Ok I’m sure some of my regular readers are wondering, why is he talking about food again? Well it just never ceases to be amazing what these charities can find out.
Today, we have news that almost a third of UK primary pupils think cheese is made from plants and a quarter think fish fingers come from chicken or pigs, suggests a survey by the British Nutrition Foundation (BNF)
Some other findings
Nearly one in 10 secondary pupils thinks tomatoes grow under ground
The survey also revealed confusion about the source of staples such as pasta and bread among younger pupils, with about a third of five-to-eight-year-olds believing that they are made from meat.
Some 19% of this age group did not realise that potatoes grew under ground, with 10% thinking they grew on bushes or trees.
The survey, produced to coincide with the BNF’s healthy-eating week, also revealed that more than three quarters (77%) of primary school children and nearly nine in 10 (88%) secondary pupils knew that people should eat at least five portions of fruit and vegetables each day.
However most fail to do this themselves – with 67% of primary pupils and 81% of secondary students saying they eat four or fewer portions a day.
Two in five secondary pupils said they didn’t think frozen or canned fruit and vegetables counted towards their five-a-day.
The researchers also reported that an alarming number of children do not eat breakfast each morning. The numbers skipping breakfast also increase with age. Asked whether they had eaten breakfast that morning, some 8% of primary children said they had not. This increased to nearly a quarter (24%) of 11-to-14-year-olds and almost a third (32%) of 14-to-16-year-olds.
The survey found that only 17% of UK children ate fish twice a week, the recommended amount.
So what can we do about it?
Well, in my years, I have seen a distinct lack of knowledge across the board of where food comes from. I learnt a lot of this when I used to own an allotment, where I used to grow all sorts of fruit and vegetables from potatoes to beans and tomatoes and so on. So if I can do that, why can’t we bring that into schools? I’ve grown up and worked in quite a number of both primary and secondary schools across the South West of England and have only seen a couple of schools doing something like this.
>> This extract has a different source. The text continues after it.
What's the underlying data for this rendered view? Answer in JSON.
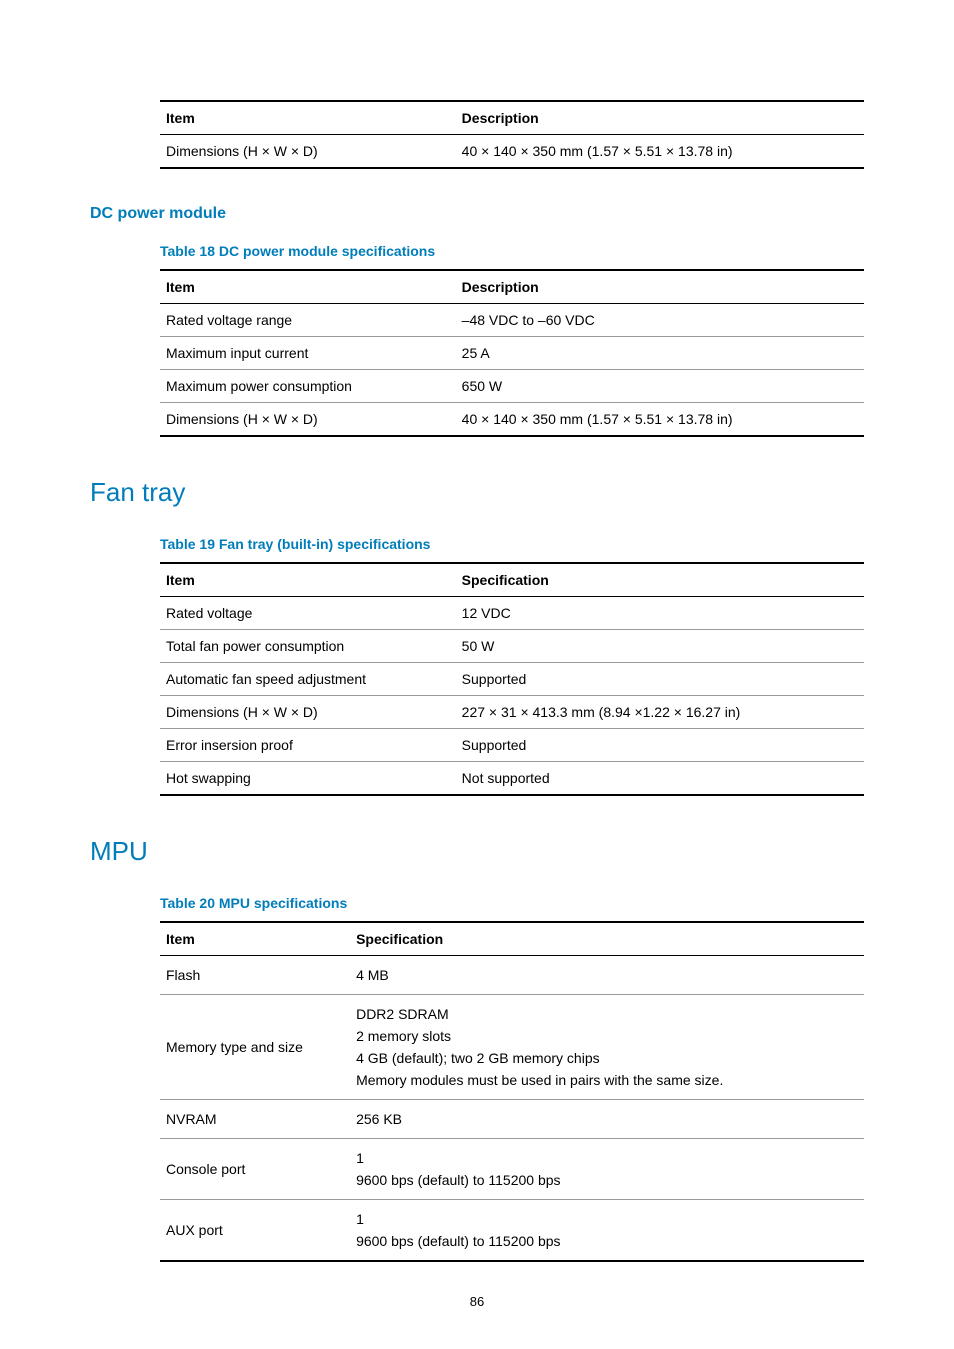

Children in the study have been found to want to cook more, with 85% across all age groups saying they liked cooking – but some 9% of primary children and 11% of secondary pupils never cook at home. This is quite a sad state of affairs when you consider that these children are going to grow into adults and when they leave school, they won’t have the basic knowledge of how to live healthily.
Roy Ballam, education programme manager at BNF called for a national framework and guidance for food and nutrition education across the UK, “especially at a time when levels of childhood obesity are soaring”.
Some 3,000 UK schools have signed up for the BNF’s Healthy Eating Week programme which Mr Ballam said aims: “to start the process of re-engaging children with the origins of food, nutrition and cooking, so that they grow up with a fuller understanding of how food reaches them and what a healthy diet and lifestyle consists of.”
A spokesman for England’s Department for Education said: “We want to encourage children to develop a love of food, cooking and healthy eating that will stay with them as they grow up.” They added that its curriculum reforms would make food and nutrition compulsory for eight-to-14-year-olds, while the new design and technology curriculum would allow teachers to explain food production.
This is something that I feel really needs addressing as a matter of urgent concern. If we can tackle this early who knows what we can achieve. Obesity may drop, or at least slow down just to name one.